相公他打不过我

作者:不如是

鬼域境内,丝毫无冷意,不但无冷意,边疆冷风似乎丝毫吹不进来。

这处外围一片树木,高大林立,枝叶繁茂,只那树干与叶径之间,隐隐泛着黑红之色。地上那土,黑硬如砂砾石子,其中经常有多脚的不知名爬虫从中冒出头再翻滚隐匿其中。
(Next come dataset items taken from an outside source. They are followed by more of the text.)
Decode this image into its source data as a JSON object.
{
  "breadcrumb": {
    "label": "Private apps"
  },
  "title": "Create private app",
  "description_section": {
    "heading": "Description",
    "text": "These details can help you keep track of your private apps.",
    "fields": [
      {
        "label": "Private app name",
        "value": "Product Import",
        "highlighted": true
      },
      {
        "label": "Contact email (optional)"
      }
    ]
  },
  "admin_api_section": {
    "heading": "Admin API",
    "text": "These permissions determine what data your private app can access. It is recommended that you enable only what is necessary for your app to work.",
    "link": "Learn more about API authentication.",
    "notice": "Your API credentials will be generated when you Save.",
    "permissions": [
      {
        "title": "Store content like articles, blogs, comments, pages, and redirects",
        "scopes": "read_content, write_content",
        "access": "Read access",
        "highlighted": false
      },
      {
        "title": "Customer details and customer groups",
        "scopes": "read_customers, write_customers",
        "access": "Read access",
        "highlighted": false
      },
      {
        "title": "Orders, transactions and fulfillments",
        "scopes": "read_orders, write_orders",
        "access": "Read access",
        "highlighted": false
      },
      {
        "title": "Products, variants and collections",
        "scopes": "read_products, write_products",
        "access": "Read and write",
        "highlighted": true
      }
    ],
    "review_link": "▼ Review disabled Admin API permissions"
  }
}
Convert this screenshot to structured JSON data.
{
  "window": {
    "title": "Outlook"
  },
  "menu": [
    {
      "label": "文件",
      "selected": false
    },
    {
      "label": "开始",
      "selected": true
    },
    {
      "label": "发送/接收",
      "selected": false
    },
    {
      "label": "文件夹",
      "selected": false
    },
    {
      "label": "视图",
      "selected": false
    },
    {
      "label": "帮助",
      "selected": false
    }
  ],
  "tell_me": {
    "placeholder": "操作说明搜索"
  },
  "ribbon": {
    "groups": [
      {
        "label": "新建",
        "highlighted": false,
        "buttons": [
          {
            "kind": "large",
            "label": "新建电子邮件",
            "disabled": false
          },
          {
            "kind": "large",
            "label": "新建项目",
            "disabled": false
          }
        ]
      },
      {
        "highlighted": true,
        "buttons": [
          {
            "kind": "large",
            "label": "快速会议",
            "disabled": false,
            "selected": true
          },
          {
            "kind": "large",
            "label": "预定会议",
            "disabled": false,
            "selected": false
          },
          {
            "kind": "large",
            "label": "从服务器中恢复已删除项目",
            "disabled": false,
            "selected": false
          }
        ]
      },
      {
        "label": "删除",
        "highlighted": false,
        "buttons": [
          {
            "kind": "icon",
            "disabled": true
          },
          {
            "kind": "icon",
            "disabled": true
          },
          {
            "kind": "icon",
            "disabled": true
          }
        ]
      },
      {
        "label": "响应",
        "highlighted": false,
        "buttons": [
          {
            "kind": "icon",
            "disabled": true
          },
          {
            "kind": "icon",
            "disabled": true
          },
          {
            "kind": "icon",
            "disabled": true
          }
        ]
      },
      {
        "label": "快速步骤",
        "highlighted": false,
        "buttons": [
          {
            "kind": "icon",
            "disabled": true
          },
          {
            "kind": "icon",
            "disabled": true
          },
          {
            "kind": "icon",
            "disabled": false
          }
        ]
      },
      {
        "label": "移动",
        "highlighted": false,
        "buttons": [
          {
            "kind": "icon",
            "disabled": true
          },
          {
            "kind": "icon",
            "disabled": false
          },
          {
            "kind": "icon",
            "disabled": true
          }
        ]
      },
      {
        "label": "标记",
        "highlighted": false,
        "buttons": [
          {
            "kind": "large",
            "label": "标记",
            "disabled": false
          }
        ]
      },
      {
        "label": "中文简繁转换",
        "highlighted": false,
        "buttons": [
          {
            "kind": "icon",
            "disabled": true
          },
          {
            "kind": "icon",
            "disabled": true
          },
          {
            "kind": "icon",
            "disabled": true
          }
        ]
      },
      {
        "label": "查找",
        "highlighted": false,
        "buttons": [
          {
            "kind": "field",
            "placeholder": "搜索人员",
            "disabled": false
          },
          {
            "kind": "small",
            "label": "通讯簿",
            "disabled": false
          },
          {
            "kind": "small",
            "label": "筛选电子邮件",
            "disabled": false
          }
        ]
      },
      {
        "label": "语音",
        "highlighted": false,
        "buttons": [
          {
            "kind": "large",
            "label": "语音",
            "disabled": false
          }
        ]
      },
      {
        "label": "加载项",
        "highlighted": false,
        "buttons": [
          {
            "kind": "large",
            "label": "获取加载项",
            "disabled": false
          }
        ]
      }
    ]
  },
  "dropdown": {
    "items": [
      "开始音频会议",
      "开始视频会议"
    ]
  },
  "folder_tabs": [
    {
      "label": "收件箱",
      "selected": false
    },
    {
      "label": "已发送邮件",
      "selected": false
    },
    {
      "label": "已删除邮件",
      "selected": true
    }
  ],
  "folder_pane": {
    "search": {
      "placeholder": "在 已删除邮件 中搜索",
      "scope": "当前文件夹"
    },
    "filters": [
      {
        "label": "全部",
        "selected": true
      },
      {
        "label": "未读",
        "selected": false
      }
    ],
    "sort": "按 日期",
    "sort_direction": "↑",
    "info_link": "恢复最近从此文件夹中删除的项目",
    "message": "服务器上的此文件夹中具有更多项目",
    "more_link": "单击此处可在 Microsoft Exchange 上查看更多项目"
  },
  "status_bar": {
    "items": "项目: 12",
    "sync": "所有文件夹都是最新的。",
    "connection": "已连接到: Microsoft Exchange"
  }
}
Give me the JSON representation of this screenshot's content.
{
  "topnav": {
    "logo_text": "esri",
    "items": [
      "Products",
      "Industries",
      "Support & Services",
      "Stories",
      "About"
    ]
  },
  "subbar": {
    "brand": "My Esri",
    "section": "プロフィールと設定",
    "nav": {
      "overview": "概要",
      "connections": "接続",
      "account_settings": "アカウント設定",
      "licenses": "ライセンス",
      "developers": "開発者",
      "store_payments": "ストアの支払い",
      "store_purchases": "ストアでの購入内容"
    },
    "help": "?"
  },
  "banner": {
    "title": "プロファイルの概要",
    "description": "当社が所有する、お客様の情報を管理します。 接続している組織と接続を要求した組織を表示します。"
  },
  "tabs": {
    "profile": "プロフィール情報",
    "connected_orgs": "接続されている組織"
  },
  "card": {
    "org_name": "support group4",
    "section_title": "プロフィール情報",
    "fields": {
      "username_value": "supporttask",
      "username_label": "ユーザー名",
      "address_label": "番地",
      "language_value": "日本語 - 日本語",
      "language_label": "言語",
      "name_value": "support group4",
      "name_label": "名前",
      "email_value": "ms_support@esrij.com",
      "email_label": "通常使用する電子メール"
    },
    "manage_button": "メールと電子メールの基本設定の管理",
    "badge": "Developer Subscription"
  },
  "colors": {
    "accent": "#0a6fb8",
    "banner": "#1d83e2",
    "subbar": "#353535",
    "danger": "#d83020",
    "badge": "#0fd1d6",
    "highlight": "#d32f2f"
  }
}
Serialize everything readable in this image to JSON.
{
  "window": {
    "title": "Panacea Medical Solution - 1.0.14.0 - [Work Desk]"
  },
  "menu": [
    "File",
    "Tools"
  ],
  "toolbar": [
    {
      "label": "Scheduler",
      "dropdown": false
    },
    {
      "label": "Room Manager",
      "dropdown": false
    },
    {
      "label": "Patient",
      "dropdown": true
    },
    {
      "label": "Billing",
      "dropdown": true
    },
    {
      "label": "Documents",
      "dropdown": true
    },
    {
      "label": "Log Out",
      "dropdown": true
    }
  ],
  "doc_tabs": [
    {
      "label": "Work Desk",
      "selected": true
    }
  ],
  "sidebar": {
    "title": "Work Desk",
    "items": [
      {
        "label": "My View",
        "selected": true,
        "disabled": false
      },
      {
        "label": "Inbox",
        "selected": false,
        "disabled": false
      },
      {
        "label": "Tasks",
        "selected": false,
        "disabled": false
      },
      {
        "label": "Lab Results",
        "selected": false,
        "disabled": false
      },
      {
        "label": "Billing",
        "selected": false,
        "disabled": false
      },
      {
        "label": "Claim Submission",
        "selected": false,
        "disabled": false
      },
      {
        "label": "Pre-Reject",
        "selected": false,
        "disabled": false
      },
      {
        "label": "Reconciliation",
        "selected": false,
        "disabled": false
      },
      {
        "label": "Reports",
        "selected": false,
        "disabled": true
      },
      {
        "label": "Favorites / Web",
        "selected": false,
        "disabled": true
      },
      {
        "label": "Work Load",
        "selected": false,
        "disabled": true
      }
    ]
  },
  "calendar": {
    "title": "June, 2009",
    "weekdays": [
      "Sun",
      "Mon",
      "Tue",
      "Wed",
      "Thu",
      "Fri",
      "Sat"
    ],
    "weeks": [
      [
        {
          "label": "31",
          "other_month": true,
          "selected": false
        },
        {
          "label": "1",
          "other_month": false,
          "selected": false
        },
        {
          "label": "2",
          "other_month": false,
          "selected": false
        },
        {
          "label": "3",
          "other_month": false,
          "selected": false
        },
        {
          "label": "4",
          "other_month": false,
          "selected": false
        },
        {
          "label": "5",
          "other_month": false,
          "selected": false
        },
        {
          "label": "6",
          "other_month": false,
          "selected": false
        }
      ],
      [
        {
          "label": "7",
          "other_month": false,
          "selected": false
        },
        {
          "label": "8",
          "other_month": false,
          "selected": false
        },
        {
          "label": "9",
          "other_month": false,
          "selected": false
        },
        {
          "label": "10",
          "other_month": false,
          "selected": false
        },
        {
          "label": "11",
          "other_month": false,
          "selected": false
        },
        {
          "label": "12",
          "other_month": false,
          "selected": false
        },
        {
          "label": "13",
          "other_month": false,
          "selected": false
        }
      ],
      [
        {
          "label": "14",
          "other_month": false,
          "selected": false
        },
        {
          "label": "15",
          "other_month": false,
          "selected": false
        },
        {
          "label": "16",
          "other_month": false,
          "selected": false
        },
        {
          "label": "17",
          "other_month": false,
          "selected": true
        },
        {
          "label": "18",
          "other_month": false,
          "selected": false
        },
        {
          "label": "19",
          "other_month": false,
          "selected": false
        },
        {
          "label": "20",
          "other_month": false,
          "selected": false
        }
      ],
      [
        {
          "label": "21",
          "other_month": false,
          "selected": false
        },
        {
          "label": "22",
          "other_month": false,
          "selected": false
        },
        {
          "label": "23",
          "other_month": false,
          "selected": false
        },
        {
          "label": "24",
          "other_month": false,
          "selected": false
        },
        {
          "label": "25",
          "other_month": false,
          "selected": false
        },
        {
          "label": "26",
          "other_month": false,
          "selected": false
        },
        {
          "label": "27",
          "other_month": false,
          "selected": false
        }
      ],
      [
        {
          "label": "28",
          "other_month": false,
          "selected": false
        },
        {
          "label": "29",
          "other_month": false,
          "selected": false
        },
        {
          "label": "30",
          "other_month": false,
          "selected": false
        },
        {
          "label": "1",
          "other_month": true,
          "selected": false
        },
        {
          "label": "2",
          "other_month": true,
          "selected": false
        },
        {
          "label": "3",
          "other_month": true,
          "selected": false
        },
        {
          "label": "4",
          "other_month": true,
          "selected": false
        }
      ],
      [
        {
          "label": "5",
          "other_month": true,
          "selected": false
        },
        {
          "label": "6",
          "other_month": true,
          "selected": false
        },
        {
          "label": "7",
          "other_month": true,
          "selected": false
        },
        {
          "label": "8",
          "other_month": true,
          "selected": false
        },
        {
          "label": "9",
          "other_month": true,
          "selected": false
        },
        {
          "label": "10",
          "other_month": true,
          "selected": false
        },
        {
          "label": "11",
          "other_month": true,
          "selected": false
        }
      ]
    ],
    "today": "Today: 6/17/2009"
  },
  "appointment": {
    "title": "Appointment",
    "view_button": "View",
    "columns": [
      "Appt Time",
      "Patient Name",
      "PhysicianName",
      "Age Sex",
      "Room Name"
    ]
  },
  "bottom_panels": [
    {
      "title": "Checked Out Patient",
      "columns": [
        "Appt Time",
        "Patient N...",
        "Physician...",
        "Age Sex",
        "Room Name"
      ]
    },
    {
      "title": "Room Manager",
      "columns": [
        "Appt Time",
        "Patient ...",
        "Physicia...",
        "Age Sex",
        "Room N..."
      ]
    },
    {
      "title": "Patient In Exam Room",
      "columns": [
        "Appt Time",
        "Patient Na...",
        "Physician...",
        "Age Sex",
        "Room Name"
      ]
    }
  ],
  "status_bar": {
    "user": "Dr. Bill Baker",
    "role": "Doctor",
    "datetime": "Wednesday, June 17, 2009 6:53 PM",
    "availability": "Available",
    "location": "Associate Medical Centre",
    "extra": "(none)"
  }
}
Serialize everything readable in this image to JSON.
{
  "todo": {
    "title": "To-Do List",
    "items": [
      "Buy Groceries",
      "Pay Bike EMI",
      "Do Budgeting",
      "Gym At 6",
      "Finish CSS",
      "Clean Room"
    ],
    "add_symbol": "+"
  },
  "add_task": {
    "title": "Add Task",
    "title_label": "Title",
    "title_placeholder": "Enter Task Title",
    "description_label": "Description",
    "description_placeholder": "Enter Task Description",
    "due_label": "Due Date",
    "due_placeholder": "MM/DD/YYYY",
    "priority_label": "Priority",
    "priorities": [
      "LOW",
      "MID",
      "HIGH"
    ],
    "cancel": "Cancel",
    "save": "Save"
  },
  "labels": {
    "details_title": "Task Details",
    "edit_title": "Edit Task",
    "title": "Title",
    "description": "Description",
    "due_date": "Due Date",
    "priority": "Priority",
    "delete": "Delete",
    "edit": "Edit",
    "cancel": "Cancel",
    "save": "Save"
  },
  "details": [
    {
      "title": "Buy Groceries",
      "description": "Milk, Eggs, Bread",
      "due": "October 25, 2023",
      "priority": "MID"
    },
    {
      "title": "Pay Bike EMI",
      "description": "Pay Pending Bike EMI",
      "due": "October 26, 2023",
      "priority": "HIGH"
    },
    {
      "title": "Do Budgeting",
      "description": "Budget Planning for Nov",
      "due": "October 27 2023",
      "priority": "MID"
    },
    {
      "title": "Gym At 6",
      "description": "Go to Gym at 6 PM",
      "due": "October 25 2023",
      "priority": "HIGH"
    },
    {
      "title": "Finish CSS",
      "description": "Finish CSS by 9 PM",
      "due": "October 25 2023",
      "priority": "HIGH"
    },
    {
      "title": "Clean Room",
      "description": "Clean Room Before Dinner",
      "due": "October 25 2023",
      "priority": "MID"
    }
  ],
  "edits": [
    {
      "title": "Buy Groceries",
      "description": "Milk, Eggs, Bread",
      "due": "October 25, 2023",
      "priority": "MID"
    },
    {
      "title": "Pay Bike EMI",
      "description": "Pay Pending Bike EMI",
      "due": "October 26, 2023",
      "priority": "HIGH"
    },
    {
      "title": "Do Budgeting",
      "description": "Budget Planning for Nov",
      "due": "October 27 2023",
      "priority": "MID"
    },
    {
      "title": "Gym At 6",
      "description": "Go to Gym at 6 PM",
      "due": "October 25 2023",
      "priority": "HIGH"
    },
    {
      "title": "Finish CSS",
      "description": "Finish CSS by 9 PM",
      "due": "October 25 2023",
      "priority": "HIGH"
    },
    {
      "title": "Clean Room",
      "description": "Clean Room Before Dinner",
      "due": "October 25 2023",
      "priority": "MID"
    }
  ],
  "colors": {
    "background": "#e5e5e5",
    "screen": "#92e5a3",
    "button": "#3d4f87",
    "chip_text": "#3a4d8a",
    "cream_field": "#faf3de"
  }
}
穿过这片林子,则是更为凶险的鬼域深处,进去之人九死一生都该好好拜谢阎王手下留情之恩。

满地是毒,却也满地是宝。

顾炎躺在地上无法动弹,看着头顶上的天,渐渐觉着那天发了粉,又泛了黄,最后变成了一片雾蒙蒙的灰色。因无法动弹,全身上下被鬼域的五毒爬了个遍,眼见着那带着粘液红紫长虫就要从脖颈爬过爬到嘴中,那触感太过恶心让人头皮发麻,顾炎手掌不自觉想收紧,却依旧没什么动静。

耳边隐约听到有人道了一句:“命真够大的。”

之后,在那长虫的触角就已经碰到他的下巴之时,一双带有炙热温度的手碰了碰他,将那虫子挑开,只闻轻声叹息。

“出去了可得好好的啊。”

雾蒙蒙的灰色之中,看不清那人面容,只瞧出是个身形高挑瘦弱的人,顾炎觉着那是他的昭昭,可雾蒙蒙之中只有一片泛红的白色绑带,缠在那人头上,连那发丝都是粗糙,能看到的那处后脑勺,都是黏连的红黄之色。

即便瞧不清,还是极为可怖。

嘴唇动了动,想问她是谁。

“我怕是活不成了,三爷你要长命百岁。”

昭昭二字无声从顾炎口中唤出,灰色终是被黑暗吞噬。

一声剧烈雷响带着骇人的闪电划破长空,顾炎猛地从案桌前惊醒。胸腔之中,那颗心几欲破体而出,他满头冷汗,依旧未曾梦中场景回过神。

比起神思,身形更快的出了院子,边疆的雨,比之京城要冷的多,豆大的雨珠砸在脸上,身上,凉意将恍惚冲散,雨滴从脸侧划过,从眼睫处划过,模糊了视线。

又见电闪雷鸣。

“昭昭,昭昭!”

平岩平沧守在走廊处,面面相觑,一时不知如何是好。

从鬼域回来的这十日,主子爷便一直这般,处理公务不知时辰,忙的累了过去,也每每会被惊醒。惊醒之时,口中念的便是世子妃的闺名。

即便云一大师已说了,救顾炎出鬼域的人是他,顾炎却依旧不信。

他不信,不信那鬼域的场景是错觉,不信那昏倒之前唤他三爷的人是云一。说着不信,还是从慕容连那处将北央的骨灰给抢了回来。

没听云一的话,散于尘土,而是日日夜夜不离身。

旁人只觉着,世子爷是被情所伤,有些疯魔了。毕竟,自己的媳妇儿到死都念着别的男人,即便对那媳妇儿无甚爱重,怕也是够膈应一辈子的了。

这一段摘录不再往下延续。